Em debate sobre o reajuste do limite de faturamento de microempreendedores individuais realizado em Porto Alegre, no Rio Grande do Sul, os participantes defenderam a correção de todas as faixas do Simples Nacional, não apenas dos chamados MEIs. Um projeto já aprovado pelo Senado, e que está em análise na Câmara dos Deputados, eleva para 130 mil reais a receita bruta anual permitida para enquadramento como MEI. Hoje o limite é de R$ 81 mil.
O coordenador do Programa de Pós-Graduação em Economia da PUC do Rio Grande do Sul, Gustavo Inácio de Moraes, afirmou que a defasagem do limite de faturamento de optantes pelo Simples de 2018 até abril deste ano soma 89,5%. Ele defende que o teto de arrecadação para continuar no regime simplificado de tributação deveria estar hoje em 9 milhões e 100 mil reais anuais. Atualmente, o teto é de 4 milhões e 800 mil reais.

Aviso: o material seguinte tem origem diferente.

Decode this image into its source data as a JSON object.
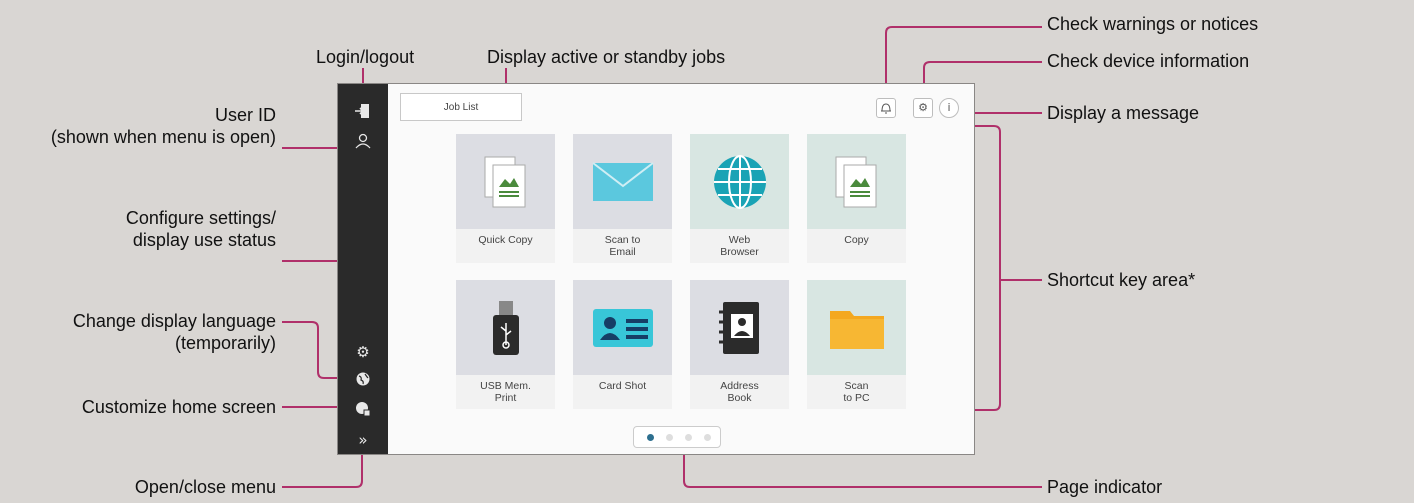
{
  "callouts": {
    "login_logout": "Login/logout",
    "active_jobs": "Display active or standby jobs",
    "user_id_line1": "User ID",
    "user_id_line2": "(shown when menu is open)",
    "settings_line1": "Configure settings/",
    "settings_line2": "display use status",
    "language_line1": "Change display language",
    "language_line2": "(temporarily)",
    "customize_home": "Customize home screen",
    "open_close_menu": "Open/close menu",
    "warnings": "Check warnings or notices",
    "device_info": "Check device information",
    "message": "Display a message",
    "shortcut_area": "Shortcut key area*",
    "page_indicator": "Page indicator"
  },
  "screen": {
    "job_list": "Job List",
    "tiles": [
      {
        "line1": "Quick Copy",
        "line2": "",
        "icon": "copy-icon",
        "bg": "#dcdde3"
      },
      {
        "line1": "Scan to",
        "line2": "Email",
        "icon": "email-icon",
        "bg": "#dcdde3"
      },
      {
        "line1": "Web",
        "line2": "Browser",
        "icon": "globe-icon",
        "bg": "#d8e6e2"
      },
      {
        "line1": "Copy",
        "line2": "",
        "icon": "copy-icon",
        "bg": "#d8e6e2"
      },
      {
        "line1": "USB Mem.",
        "line2": "Print",
        "icon": "usb-icon",
        "bg": "#dcdde3"
      },
      {
        "line1": "Card Shot",
        "line2": "",
        "icon": "id-card-icon",
        "bg": "#dcdde3"
      },
      {
        "line1": "Address",
        "line2": "Book",
        "icon": "address-book-icon",
        "bg": "#dcdde3"
      },
      {
        "line1": "Scan",
        "line2": "to PC",
        "icon": "folder-icon",
        "bg": "#d8e6e2"
      }
    ],
    "page_indicator": {
      "pages": 4,
      "current": 1
    }
  },
  "colors": {
    "leader": "#b0306a",
    "background": "#d9d6d3",
    "sidebar": "#2a2a2a"
  }
}
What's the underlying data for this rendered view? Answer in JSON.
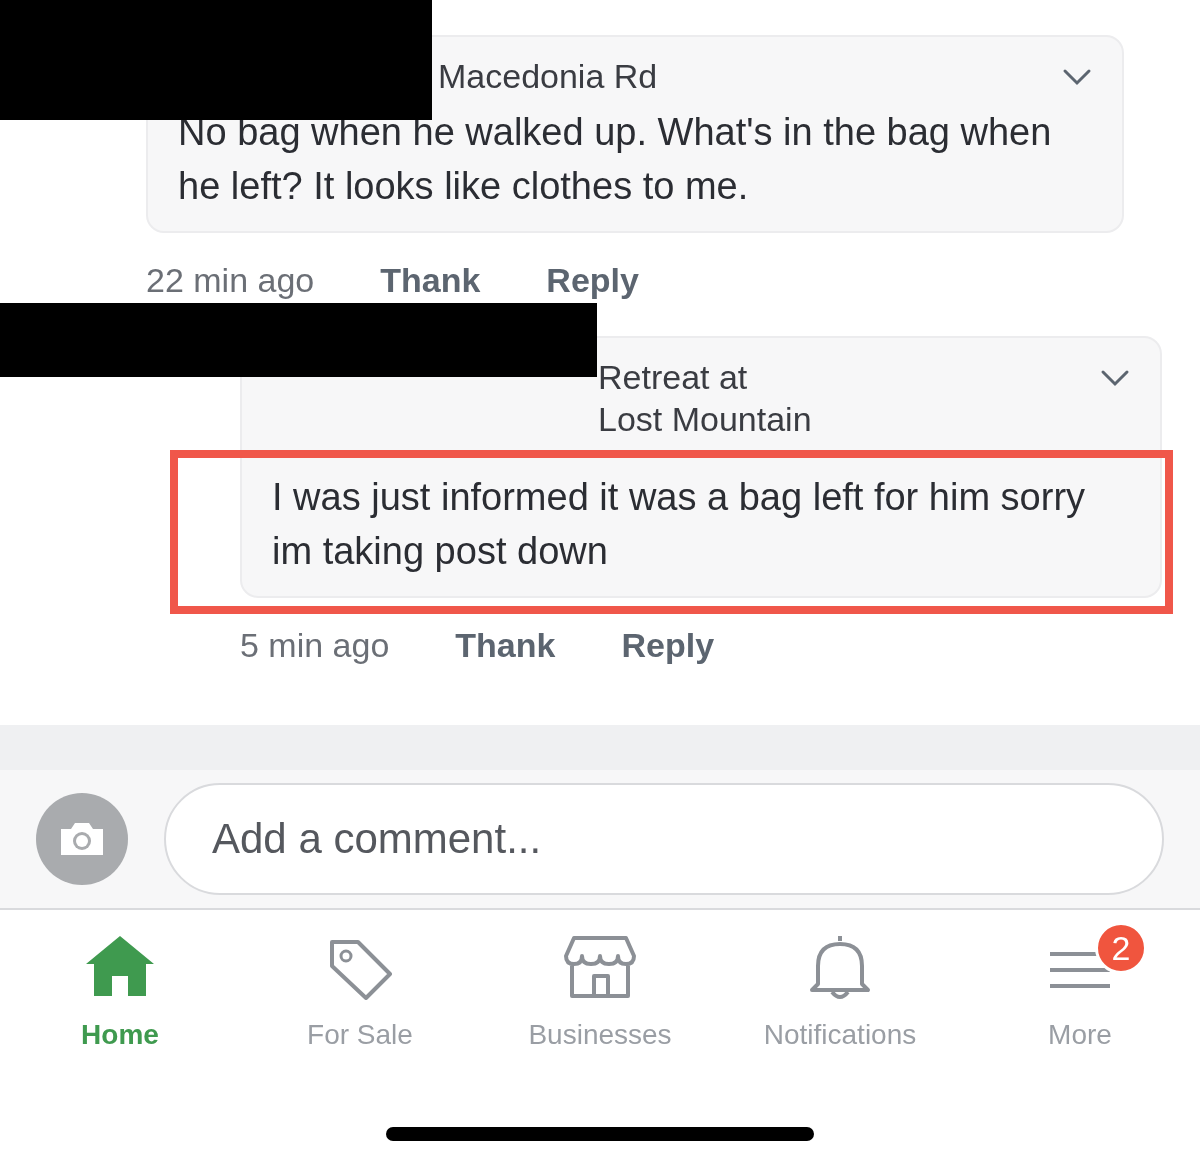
{
  "comments": [
    {
      "author_redacted": true,
      "header_lines": [
        "Macedonia Rd"
      ],
      "text": "No bag when he walked up. What's in the bag when he left? It looks like clothes to me.",
      "highlighted": false,
      "time": "22 min ago",
      "actions": [
        "Thank",
        "Reply"
      ],
      "indent": false
    },
    {
      "author_redacted": true,
      "header_lines": [
        "Retreat at",
        "Lost Mountain"
      ],
      "text": "I was just informed it was a bag left for him sorry im taking post down",
      "highlighted": true,
      "time": "5 min ago",
      "actions": [
        "Thank",
        "Reply"
      ],
      "indent": true
    }
  ],
  "composer": {
    "placeholder": "Add a comment..."
  },
  "tabs": [
    {
      "label": "Home",
      "selected": true
    },
    {
      "label": "For Sale",
      "selected": false
    },
    {
      "label": "Businesses",
      "selected": false
    },
    {
      "label": "Notifications",
      "selected": false
    },
    {
      "label": "More",
      "selected": false,
      "badge": "2"
    }
  ]
}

O assessor jurídico da Fecomercio de São Paulo, Fernando Antonio Alves de Sousa Junior, também defendeu que o projeto em debate reajuste o limite de faturamento de todas as empresas optantes pelo Simples. De acordo com ele, 95% das empresas do país estão no regime simplificado e vão perder competitividade se não houver a correção também das demais faixas de faturamento.
O relator, deputado Jorge Goetten (Republicanos-SC), afirmou que a inclusão do reajuste de todos os limites do Simples Nacional na proposta “já está pacificada” na comissão. O parlamentar também adiantou que pretende incluir no projeto a correção automática dos limites para enquadramento no regime simplificado.